Diese Erwägungen greifen zu kurz. Die - vom Landgericht unterstellte - Lüge gerade hinsichtlich der gewichtigsten bei der Polizei erhobenen Vorwürfe stellte die Glaubhaftigkeit der Aussage der Zeugin insgesamt in schwerwiegender Weise in Frage. Das Landgericht hat schon nicht geprüft, ob das Motiv der Rache auch für eine mögliche Falschbelastung des Angeklagten im Verurteilungsfall in Betracht kam. Wesentlich erschwerend tritt hinzu, dass das Tatgericht sich keinen unmittelbaren Eindruck von der Zeugin verschaffen und eine fundierte Glaubhaftigkeitsprüfung auf der Grundlage aussagepsychologischer Methoden nicht durchführen konnte, da hierfür im Hinblick auf die Geltendmachung des Zeugnisverweigerungsrechts durch die Zeugin zu wenig Aussagematerial zur Verfügung stand. Angesichts dessen konnte ihren übrigen Angaben vor der Ermittlungsrichterin nur dann gefolgt werden, wenn außerhalb ihrer Aussage Gründe von Gewicht für ihre Glaubhaftigkeit vorgelegen hätten. Solche sind in der Beweiswürdigung des Landgerichts nicht dargelegt.

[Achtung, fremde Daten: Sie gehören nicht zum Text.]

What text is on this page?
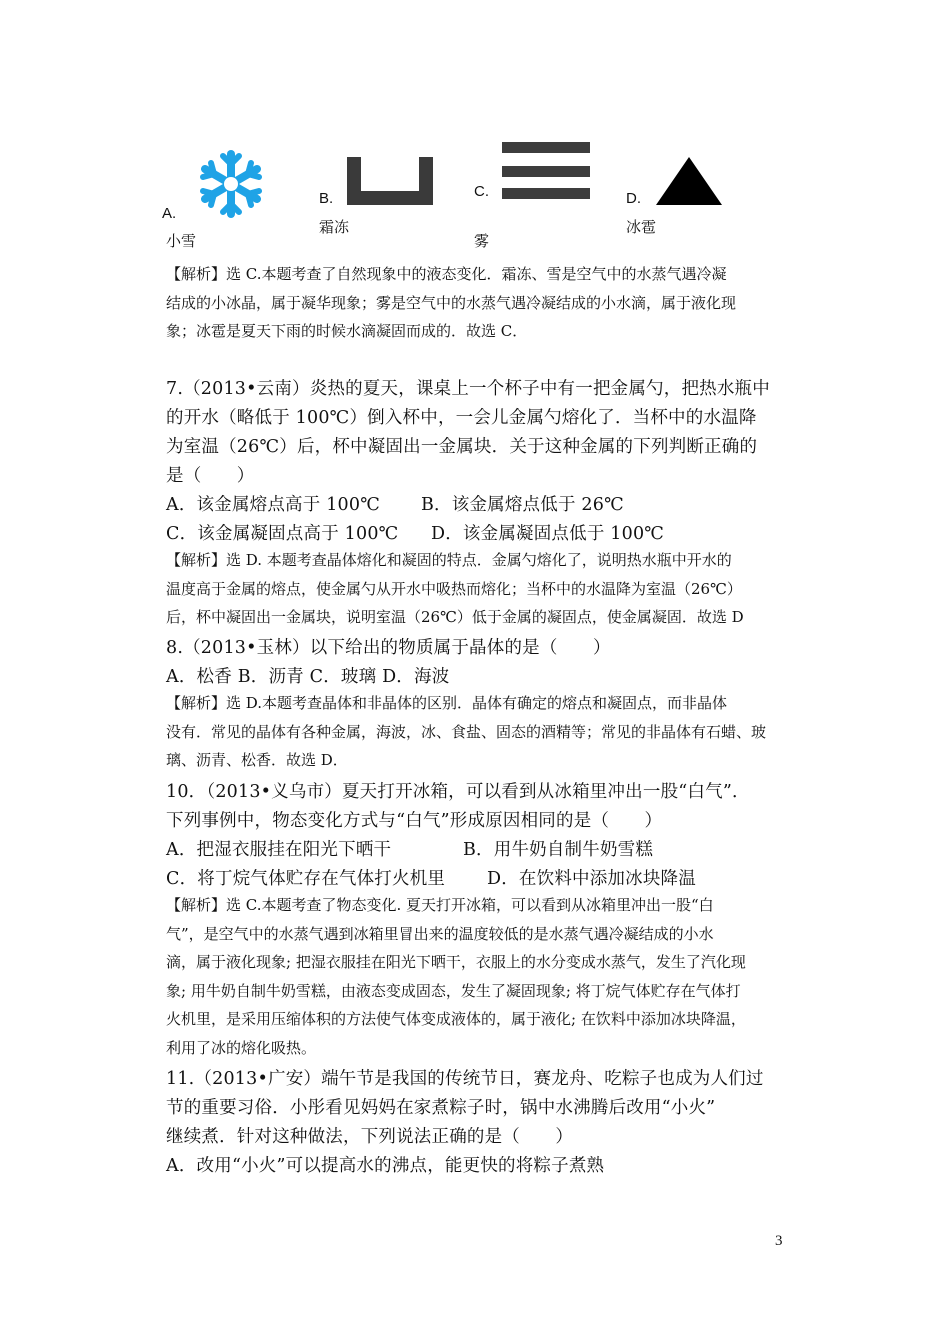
A.
小雪
B.
霜冻
C.
雾
D.
冰雹
【解析】选 C.本题考查了自然现象中的液态变化．霜冻、雪是空气中的水蒸气遇冷凝
结成的小冰晶，属于凝华现象；雾是空气中的水蒸气遇冷凝结成的小水滴，属于液化现
象；冰雹是夏天下雨的时候水滴凝固而成的．故选 C．
7.（2013•云南）炎热的夏天，课桌上一个杯子中有一把金属勺，把热水瓶中
的开水（略低于 100℃）倒入杯中，一会儿金属勺熔化了．当杯中的水温降
为室温（26℃）后，杯中凝固出一金属块．关于这种金属的下列判断正确的
是（　　）
A．该金属熔点高于 100℃ B．该金属熔点低于 26℃
C．该金属凝固点高于 100℃ D．该金属凝固点低于 100℃
【解析】选 D. 本题考查晶体熔化和凝固的特点．金属勺熔化了，说明热水瓶中开水的
温度高于金属的熔点，使金属勺从开水中吸热而熔化；当杯中的水温降为室温（26℃）
后，杯中凝固出一金属块，说明室温（26℃）低于金属的凝固点，使金属凝固．故选 D
8.（2013•玉林）以下给出的物质属于晶体的是（　　）
A．松香 B．沥青 C．玻璃 D．海波
【解析】选 D.本题考查晶体和非晶体的区别．晶体有确定的熔点和凝固点，而非晶体
没有．常见的晶体有各种金属，海波，冰、食盐、固态的酒精等；常见的非晶体有石蜡、玻
璃、沥青、松香．故选 D．
10．（2013•义乌市）夏天打开冰箱，可以看到从冰箱里冲出一股“白气”．
下列事例中，物态变化方式与“白气”形成原因相同的是（　　）
A．把湿衣服挂在阳光下晒干	B．用牛奶自制牛奶雪糕
C．将丁烷气体贮存在气体打火机里 D．在饮料中添加冰块降温
【解析】选 C.本题考查了物态变化. 夏天打开冰箱，可以看到从冰箱里冲出一股“白
气”，是空气中的水蒸气遇到冰箱里冒出来的温度较低的是水蒸气遇冷凝结成的小水
滴，属于液化现象; 把湿衣服挂在阳光下晒干，衣服上的水分变成水蒸气，发生了汽化现
象; 用牛奶自制牛奶雪糕，由液态变成固态，发生了凝固现象; 将丁烷气体贮存在气体打
火机里，是采用压缩体积的方法使气体变成液体的，属于液化; 在饮料中添加冰块降温，
利用了冰的熔化吸热。
11.（2013•广安）端午节是我国的传统节日，赛龙舟、吃粽子也成为人们过
节的重要习俗．小彤看见妈妈在家煮粽子时，锅中水沸腾后改用“小火”
继续煮．针对这种做法，下列说法正确的是（　　）
A．改用“小火”可以提高水的沸点，能更快的将粽子煮熟
3
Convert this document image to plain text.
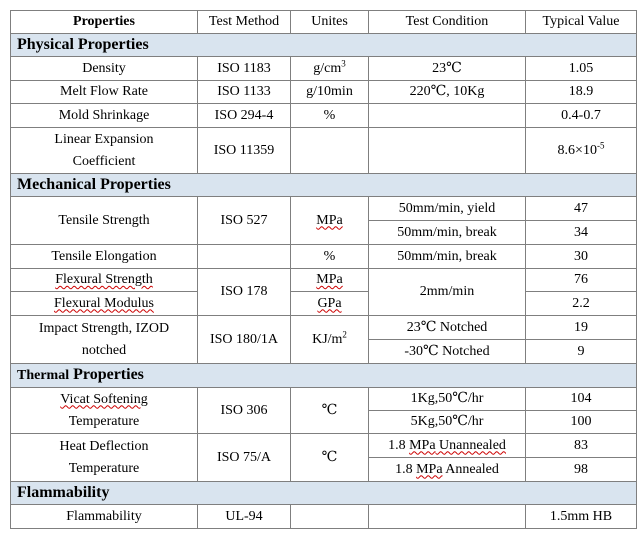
Properties	Test Method	Unites	Test Condition	Typical Value
Physical Properties				
Density	ISO 1183	$g/cm^3$	23℃	1.05
Melt Flow Rate	ISO 1133	g/10min	220℃, 10Kg	18.9
Mold Shrinkage	ISO 294-4	%		0.4-0.7
Linear Expansion
Coefficient	ISO 11359			$8.6\times 10^{-5}$
Mechanical Properties				
Tensile Strength	ISO 527	MPa	50mm/min, yield	47
			50mm/min, break	34
Tensile Elongation		%	50mm/min, break	30
Flexural Strength	ISO 178	MPa	2mm/min	76
Flexural Modulus		GPa		2.2
Impact Strength, IZOD
notched	ISO 180/1A	$KJ/m^2$	23℃ Notched	19
			-30℃ Notched	9
Thermal Properties				
Vicat Softening
Temperature	ISO 306	℃	1Kg,50℃/hr	104
			5Kg,50℃/hr	100
Heat Deflection
Temperature	ISO 75/A	℃	1.8 MPa Unannealed	83
			1.8 MPa Annealed	98
Flammability				
Flammability	UL-94			1.5mm HB
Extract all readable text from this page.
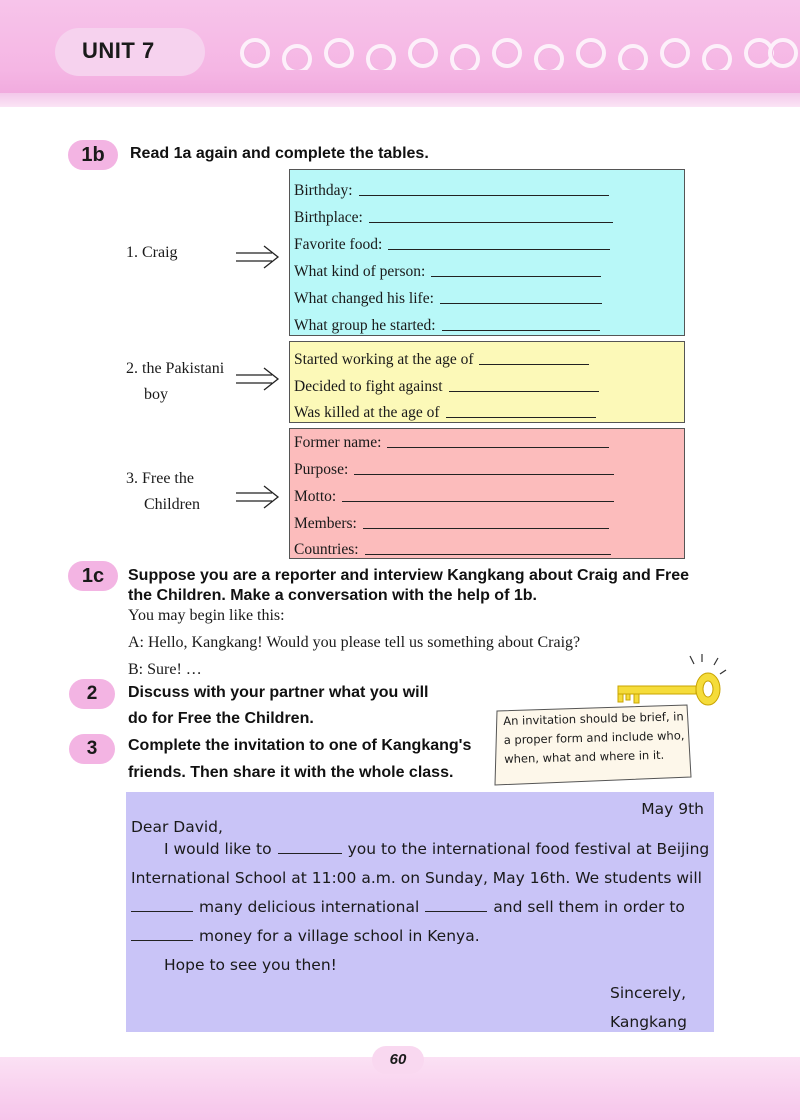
UNIT 7
1b	Read 1a again and complete the tables.
1. Craig
Birthday:
Birthplace:
Favorite food:
What kind of person:
What changed his life:
What group he started:
2. the Pakistani
boy
Started working at the age of
Decided to fight against
Was killed at the age of
3. Free the
Children
Former name:
Purpose:
Motto:
Members:
Countries:
1c	Suppose you are a reporter and interview Kangkang about Craig and Free
the Children. Make a conversation with the help of 1b.
You may begin like this:
A: Hello, Kangkang! Would you please tell us something about Craig?
B: Sure! …
2	Discuss with your partner what you will
do for Free the Children.
3	Complete the invitation to one of Kangkang's
friends. Then share it with the whole class.
An invitation should be brief, in
a proper form and include who,
when, what and where in it.
May 9th
Dear David,
I would like to	you to the international food festival at Beijing
International School at 11:00 a.m. on Sunday, May 16th. We students will
many delicious international	and sell them in order to
money for a village school in Kenya.
Hope to see you then!
Sincerely,
Kangkang
60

5. Der Senat schließt angesichts der gegebenen Beweislage aus, dass ein neues Tatgericht zu einer Verurteilung des Angeklagten gelangen könnte (vgl. BGH, Beschluss vom 1. Februar 2007 - 5 StR 494/06, StV 2007, 284, 286). Daher spricht der Senat den Angeklagten frei (§ 354 Abs. 1 StPO).

6. Für die Entscheidung über die Verpflichtung zur Entschädigung für Strafverfolgungsmaßnahmen (§ 8 StrEG) ist das Landgericht zuständig, weil Art und Umfang der entschädigungspflichtigen Maßnahmen ohne weitere Feststellungen und ohne besondere Anhörung der Beteiligten nicht zu bestimmen sind (vgl. BGH, Beschluss vom 9. Januar 1990 - 5 StR 601/89, NJW 1990, 2073 mwN).